Our final obstacle, the summit visible above
Just 30m from the summit, I was confronted by a final obstacle. A steep, snow-loaded wall: exposed to an abominable drop, and littered with evidence that the snow was ready to slide off at the slightest invitation. If we tried to climb, the odds were high – very much too high – that the wall would collapse and send us 800m down, into that gulf on our right. Either that, or go left, and bury us at the base of Mount Doom. Without well-anchored rocks or firm snow, building an anchor strong enough to resist such a fall was impossible. Going on would have been suicide.
But even so. I could see the summit, just above. This was the endeavour on which we had invested months of planning and weeks of sweat, and there was just one obstacle left. I got as far as placing my ice-axe in the wall, and then stopped. The axe had been a present from my brother, many Christmases ago. My socks were from one sister, my glacier specs from another, my salopettes from a wonderful friend, my summit-pack from my parents, my camera from my grandma. I thought of all those people back home, to whom I had promised I would make the right decisions, and turn back when the moment came. This was that moment.
‘In my heart of hearts, I knew there was no safe way past. In the end, it was the thought of everyone at home which turned me back. I was thinking of them all when, heart-broken, very nearly in tears, I turned around.‘
I waited for Matt so we could take the decision together. I was hoping he’d point out something I’d missed, but he just agreed it was hopeless. We tapped ice-axes to mark the effort. Then, utterly shattered; broken both physically and emotionally, we began to climb down.
‘We gave it absolutely everything, but Mt. Doom remains unclimbed.’
A certain bloody-mindedness survived that ridge, and on the march back to the tent, despite our exhaustion, we diverted over a huge mound on the plateau. It was the largest for miles, and we called it ‘Sugar-Heap’. Though you could ski to the top – a mere 1167m high – it was an unclimbed peak. Determined not to leave empty-handed after our endeavours, we posed at the top with flag and cigars, giving the moment due solemnity.
A photo inspired by the late Henry Worsley, taken atop Sugar-Heap
We staggered back into our camp exactly 12hrs after we left, having skied 30km and made 2000m of abominable ascent.
Before this expedition, I would never have envisaged myself so nearly succumbing to summit-fever. Looking back, it would seem like insanity, if I didn’t still feel the violent disappointment of being denied so close to our goal. All I can say to help you understand, is that to achieve anything meaningful in an environment like this, you must be whole-hearted in your endeavours. You never feel comfortable, or safe. When the moment finally comes to turn around, it can be very hard to distinguish from the protestations of your comfort-zone, left behind long ago.

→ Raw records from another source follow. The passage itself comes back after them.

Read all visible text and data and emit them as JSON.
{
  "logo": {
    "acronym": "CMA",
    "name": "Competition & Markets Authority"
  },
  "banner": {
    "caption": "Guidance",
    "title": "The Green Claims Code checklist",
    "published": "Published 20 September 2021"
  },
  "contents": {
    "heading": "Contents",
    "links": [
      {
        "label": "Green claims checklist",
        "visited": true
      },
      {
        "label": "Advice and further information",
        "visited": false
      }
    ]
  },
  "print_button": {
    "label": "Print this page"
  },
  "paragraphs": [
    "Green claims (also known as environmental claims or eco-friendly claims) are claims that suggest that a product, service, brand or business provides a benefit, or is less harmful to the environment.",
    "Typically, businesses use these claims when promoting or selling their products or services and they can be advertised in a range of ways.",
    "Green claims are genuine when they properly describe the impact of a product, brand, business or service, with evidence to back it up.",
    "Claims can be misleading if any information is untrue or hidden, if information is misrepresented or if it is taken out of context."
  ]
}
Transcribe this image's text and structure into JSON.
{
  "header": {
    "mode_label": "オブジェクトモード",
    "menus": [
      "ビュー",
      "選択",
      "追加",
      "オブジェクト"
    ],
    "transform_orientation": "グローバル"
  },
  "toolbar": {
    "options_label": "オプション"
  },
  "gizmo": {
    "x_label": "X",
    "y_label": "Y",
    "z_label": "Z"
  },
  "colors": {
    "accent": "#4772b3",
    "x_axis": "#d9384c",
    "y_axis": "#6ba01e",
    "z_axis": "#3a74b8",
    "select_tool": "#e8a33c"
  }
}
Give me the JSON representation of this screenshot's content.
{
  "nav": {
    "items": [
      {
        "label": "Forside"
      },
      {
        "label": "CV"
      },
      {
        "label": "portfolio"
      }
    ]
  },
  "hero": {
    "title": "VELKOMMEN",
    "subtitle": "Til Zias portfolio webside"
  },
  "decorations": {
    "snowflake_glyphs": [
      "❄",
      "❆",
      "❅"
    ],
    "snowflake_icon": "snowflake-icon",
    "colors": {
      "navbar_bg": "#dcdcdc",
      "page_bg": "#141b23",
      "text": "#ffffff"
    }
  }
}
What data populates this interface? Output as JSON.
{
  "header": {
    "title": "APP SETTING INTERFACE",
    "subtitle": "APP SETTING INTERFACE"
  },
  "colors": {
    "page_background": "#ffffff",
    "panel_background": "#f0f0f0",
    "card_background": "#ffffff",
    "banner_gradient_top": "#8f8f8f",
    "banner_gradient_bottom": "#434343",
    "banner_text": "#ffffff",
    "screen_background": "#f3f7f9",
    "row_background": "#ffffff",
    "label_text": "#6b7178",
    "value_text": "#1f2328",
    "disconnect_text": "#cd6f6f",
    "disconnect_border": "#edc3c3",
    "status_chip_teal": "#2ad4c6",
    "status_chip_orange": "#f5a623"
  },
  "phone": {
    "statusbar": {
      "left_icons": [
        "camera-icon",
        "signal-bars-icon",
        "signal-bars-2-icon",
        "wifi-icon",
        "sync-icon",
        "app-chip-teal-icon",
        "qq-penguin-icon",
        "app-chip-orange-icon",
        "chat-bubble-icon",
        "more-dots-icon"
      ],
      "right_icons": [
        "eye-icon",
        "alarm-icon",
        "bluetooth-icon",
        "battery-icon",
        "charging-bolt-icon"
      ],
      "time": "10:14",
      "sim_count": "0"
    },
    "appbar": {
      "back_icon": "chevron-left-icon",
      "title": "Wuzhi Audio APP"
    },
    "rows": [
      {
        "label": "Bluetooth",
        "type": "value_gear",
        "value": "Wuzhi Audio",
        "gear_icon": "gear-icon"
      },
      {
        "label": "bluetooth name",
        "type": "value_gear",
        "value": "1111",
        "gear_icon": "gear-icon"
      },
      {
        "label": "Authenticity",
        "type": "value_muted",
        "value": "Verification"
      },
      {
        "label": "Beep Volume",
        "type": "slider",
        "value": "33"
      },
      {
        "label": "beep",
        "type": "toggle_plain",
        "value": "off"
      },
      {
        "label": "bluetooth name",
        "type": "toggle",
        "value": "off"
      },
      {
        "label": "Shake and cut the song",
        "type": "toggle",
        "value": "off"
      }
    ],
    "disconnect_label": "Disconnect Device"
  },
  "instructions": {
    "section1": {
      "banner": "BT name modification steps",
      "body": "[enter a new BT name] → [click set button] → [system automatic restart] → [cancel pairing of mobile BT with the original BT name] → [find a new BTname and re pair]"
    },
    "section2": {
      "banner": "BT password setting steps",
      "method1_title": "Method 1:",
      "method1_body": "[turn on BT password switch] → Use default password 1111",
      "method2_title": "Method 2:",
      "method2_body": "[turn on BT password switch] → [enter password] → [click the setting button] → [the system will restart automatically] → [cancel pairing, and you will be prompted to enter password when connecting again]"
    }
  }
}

Our time in the mountains was spent: we needed more food from our waiting depot so we could continue with the expedition. Perhaps you were expecting this post to end in a triumphant sumitting of Mount Doom. That’s how the film of this expedition would have gone: us overcoming adversity and achieving everything we had set out to do. But in real life, and particularly mountaineering, sometimes you just have to survive to tell the tale. And that, I am proud to say, is what we did.
‘Matt described today as the hardest thing he’s ever done. Certainly, turning back is the hardest thing I have ever done. I will remember that moment forever. Matt has been great.